Another limitation is that the findings from the articles comparing US and placebo and the articles including co-intervention were pooled. We assumed that there was no interaction between US and exercise, but we could not verify this assumption. It is well known that exercise contributes to pain relief and ROM improvement for MPS patients.37–39 Therefore, we cannot rule out a positive interaction between US and exercise.
Finally, the results were limited by the sexes of study patients. One study22 only included female patients, and the number of females was more than that of males in four studies.11,21,24,25 The effects of US therapy on MPS may be different in females and males. In addition, the publication bias was not determined owing to the small numbers of included trials and 428 participants. Hence, it is possible that only positive trials, but no negative trials, were published. Overall, the methodological limitations make the effect estimates less convincing.
The current evidence suggests that there may be a significant effect of US therapy on pain in MPS patients, but not on ROM. The high risk of bias makes the effects of US on pain and ROM inconclusive.

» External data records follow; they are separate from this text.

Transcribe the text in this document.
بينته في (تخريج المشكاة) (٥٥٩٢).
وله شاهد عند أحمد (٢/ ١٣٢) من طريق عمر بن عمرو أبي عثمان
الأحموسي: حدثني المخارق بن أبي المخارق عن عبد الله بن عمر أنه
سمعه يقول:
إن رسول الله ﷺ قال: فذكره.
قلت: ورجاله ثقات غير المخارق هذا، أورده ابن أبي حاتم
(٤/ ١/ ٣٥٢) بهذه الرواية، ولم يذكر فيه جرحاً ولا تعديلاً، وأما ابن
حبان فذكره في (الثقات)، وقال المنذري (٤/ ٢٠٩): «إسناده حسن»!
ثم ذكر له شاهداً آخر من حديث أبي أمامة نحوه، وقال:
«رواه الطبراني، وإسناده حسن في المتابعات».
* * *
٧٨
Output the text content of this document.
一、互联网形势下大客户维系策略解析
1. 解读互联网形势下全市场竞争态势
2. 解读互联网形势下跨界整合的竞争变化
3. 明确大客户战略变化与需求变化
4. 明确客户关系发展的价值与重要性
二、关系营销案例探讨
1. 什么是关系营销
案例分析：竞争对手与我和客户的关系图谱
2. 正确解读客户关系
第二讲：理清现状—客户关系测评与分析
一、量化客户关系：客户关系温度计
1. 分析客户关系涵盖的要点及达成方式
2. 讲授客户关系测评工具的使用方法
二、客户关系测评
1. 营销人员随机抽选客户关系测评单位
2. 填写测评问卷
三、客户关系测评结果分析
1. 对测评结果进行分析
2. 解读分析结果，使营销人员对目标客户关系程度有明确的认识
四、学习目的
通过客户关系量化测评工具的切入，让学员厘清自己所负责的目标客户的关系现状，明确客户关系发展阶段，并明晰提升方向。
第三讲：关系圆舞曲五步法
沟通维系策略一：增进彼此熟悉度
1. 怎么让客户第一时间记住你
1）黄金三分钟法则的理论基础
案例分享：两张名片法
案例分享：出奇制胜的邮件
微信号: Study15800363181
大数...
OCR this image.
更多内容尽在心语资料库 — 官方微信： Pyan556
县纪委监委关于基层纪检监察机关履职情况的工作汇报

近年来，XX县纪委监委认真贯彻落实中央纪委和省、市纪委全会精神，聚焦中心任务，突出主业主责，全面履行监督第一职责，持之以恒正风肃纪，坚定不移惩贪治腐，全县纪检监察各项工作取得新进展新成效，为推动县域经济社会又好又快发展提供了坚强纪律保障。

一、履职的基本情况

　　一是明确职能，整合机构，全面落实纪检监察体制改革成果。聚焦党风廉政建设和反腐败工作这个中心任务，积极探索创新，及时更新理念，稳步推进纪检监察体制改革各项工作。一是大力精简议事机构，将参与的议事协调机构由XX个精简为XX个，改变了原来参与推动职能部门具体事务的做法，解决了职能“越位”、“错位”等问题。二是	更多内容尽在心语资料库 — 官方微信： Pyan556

The relevant evidence is extremely weak, due to the very low quality of some studies, incompleteness of patient-reported outcomes, and very small sample sizes. Nevertheless, the effects of US therapy on MPS should be confirmed by large-sized and high-quality RCTs that have safeguards against bias and assess important outcomes.
We thank the Nanjing Medical Science and Technology Development Program (YKK15085) for financial support.
The authors report no conflicts of interest in this work.